The San Fernando-based pioneer was a former student, teacher and vice-principal (from 1966–1989) of Naparima College (often called Naps).


I.    Preface

               There are many expert scholars on Shakespeare and his dramaturgy than I wish to be. I wanted to place Shakespeare’s storytelling in the context of Mankind’s intellectual history development and the bicultural Calypso and Indo cultural history of TT seemed a useful vehicle for this purpose since it allowed me to meander from Greek-Homeric origins of Western civilization, African Griot to the Indo Sanskrit epic of Valmiki which would be known by a large number of the Trini population. The point was to show Shakespeare theatre as part of the archival memory of man which began and developed as storytelling whether Homeric or Virgilian epic or fairy tales of Grimm or Hans Christian Andersen or Scheherazade, Roots or theatre drama. Storytelling might be the first data collection software on man’s journey to the Webb telescope.
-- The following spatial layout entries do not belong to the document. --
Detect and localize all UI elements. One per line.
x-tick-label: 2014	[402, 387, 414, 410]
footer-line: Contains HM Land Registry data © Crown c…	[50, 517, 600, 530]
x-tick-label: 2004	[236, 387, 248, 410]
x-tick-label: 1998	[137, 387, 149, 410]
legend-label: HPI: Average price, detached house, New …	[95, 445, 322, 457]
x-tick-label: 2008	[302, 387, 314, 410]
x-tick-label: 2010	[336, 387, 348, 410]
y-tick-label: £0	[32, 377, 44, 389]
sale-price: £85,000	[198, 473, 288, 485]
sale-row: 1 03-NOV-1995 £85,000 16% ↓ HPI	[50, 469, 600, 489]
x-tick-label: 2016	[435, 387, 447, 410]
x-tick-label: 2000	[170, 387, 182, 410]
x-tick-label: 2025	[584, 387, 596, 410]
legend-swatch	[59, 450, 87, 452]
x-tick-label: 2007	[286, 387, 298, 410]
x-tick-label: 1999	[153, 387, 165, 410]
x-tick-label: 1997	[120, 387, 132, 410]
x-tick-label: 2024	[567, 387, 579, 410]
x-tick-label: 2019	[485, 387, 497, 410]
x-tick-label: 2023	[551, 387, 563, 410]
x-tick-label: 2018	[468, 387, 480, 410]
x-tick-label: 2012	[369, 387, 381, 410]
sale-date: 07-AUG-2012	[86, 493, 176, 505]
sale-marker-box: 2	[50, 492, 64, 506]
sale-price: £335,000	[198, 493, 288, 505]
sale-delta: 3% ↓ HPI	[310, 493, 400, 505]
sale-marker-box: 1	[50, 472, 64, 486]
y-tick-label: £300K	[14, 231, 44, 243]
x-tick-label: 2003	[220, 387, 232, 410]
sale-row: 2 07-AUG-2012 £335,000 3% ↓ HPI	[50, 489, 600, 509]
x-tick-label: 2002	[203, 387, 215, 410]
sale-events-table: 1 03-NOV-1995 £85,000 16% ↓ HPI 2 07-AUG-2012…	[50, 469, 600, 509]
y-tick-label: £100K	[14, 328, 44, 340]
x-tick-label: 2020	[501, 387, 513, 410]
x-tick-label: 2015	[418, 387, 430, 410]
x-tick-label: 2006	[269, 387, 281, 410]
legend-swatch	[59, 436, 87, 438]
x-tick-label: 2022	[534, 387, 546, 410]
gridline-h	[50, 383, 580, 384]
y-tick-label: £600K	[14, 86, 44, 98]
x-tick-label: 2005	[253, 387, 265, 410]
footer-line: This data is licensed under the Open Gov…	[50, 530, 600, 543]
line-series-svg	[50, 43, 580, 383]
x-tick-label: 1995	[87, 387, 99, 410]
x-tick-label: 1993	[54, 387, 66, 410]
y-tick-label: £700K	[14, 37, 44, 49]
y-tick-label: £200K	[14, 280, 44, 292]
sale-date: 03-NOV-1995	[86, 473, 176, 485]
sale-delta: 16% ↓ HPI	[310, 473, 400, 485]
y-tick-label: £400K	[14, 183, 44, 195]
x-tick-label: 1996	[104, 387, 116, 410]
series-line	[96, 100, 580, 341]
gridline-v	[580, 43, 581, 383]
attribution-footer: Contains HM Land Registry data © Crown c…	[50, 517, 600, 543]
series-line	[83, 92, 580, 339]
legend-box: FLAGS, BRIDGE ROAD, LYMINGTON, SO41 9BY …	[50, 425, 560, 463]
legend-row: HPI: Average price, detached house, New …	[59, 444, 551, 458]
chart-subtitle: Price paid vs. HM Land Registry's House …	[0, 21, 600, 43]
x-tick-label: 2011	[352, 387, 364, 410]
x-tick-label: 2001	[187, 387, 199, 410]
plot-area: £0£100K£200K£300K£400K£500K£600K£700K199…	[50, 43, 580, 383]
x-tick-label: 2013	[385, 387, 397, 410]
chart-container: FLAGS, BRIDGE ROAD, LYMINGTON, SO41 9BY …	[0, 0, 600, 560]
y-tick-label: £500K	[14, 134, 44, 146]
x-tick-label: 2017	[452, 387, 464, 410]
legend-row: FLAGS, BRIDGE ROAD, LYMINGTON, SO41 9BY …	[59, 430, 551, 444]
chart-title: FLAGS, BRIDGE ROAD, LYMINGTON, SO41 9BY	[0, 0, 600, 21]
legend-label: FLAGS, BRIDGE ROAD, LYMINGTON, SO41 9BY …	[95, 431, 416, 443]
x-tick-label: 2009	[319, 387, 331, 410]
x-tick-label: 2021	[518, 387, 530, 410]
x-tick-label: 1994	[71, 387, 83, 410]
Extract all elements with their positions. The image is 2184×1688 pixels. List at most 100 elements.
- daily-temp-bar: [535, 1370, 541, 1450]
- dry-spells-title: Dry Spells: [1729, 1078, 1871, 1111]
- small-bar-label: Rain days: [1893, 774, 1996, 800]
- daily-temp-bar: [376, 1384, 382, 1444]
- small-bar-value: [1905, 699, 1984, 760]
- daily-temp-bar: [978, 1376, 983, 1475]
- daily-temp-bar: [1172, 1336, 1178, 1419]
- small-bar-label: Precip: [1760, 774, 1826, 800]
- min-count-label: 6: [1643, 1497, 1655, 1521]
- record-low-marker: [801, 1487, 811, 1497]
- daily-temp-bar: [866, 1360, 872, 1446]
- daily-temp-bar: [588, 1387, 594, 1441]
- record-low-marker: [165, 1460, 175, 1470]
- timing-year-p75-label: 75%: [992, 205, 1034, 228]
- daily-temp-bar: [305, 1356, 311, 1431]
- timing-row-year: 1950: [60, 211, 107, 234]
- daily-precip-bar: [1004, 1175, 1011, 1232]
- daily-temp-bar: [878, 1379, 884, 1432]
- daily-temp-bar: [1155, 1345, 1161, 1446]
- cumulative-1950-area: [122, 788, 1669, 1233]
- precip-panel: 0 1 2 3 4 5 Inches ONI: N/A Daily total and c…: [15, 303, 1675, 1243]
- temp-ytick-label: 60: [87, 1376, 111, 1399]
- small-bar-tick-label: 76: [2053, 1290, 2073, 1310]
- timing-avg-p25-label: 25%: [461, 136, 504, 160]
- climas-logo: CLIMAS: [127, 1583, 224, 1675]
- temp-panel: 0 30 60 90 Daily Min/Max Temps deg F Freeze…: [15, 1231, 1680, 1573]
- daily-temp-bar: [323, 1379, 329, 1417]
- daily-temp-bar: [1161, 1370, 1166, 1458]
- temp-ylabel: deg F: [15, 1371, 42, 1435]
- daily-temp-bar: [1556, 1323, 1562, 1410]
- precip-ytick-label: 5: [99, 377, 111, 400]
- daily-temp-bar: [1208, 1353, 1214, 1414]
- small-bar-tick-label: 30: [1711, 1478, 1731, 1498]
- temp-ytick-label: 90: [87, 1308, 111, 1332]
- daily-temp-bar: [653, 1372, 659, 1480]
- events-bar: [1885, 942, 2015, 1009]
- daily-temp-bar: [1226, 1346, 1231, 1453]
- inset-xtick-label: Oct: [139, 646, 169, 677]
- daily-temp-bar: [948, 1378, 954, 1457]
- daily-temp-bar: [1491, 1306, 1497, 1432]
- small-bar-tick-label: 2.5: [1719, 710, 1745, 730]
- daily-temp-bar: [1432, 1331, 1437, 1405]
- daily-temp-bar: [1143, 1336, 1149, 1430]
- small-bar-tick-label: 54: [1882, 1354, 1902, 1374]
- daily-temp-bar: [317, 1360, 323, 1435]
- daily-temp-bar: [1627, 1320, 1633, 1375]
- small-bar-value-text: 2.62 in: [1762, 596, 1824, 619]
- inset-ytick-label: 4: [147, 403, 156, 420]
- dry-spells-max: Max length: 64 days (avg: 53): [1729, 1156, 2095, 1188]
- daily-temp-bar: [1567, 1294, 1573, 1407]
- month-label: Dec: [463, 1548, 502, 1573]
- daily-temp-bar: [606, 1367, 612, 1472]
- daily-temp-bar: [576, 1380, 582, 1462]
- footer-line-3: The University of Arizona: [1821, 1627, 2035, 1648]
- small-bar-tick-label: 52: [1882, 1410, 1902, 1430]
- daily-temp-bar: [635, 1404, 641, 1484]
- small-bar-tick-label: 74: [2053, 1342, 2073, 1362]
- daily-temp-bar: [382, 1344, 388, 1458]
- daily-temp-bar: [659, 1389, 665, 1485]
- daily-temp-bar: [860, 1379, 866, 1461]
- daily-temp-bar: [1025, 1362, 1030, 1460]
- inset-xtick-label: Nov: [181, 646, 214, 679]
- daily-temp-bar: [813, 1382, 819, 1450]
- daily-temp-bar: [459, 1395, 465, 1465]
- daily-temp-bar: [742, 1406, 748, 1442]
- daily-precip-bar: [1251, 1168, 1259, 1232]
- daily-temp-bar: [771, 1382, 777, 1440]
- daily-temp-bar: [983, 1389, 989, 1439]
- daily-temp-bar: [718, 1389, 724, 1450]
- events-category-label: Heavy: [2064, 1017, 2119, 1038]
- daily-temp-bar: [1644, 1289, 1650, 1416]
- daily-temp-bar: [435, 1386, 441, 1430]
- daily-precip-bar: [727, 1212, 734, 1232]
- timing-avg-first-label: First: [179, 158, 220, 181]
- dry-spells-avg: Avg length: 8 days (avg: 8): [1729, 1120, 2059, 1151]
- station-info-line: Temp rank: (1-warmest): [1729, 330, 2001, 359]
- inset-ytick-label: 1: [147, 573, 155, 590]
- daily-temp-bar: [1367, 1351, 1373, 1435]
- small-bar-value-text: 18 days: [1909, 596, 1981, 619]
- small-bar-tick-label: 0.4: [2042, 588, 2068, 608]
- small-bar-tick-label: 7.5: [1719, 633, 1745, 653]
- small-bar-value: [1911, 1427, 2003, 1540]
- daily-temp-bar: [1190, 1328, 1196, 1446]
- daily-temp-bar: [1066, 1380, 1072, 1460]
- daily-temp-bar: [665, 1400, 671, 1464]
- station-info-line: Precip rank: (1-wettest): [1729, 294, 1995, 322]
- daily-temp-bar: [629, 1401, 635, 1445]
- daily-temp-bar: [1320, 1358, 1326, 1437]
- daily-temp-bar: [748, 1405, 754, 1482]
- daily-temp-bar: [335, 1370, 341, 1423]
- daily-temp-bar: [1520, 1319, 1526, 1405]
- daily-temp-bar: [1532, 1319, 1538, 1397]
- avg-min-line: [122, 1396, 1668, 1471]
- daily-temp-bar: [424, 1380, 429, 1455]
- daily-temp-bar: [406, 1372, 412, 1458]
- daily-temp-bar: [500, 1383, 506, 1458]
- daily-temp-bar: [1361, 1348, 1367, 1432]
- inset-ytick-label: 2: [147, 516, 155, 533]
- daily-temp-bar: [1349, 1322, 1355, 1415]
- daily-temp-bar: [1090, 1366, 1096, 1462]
I was also taken with the archival beginnings of storytelling as history and religion; and its evolution through metric prosody, religious chants, language imagery, stagecraft, sound track effects, individual genius attribution versus collaboration and oral community editing (massaged material like Hamlet’s Indo-European origins). As well the role of Imperialism in the ubiquity of authors and culture. To wit the spread of Homer through Greek imperialism; Vergil and the Bible through the Roman imperium; Koran through the Islamic imperium of the Middle Ages; and Shakespeare through the British Empire on which the sun never set. These are alluded to rather than developed so that Trini students might be stimulated to pursue these allusion, assuming they still teach Shakespeare in Trinidad. The spread of the Indian epics through peaceful proselytization is a unique difference worth investigation.

English evolved from Beowulf, Chaucer, and Shakespearean to today’s alpha-numeric texting. I found the material lent itself to the compaction of today’s English and took advantage of today’s readers dispensing of academic Bibliographic and footnoting attributions to integrating sources within the article itself thereby minimizing footnoting distractions.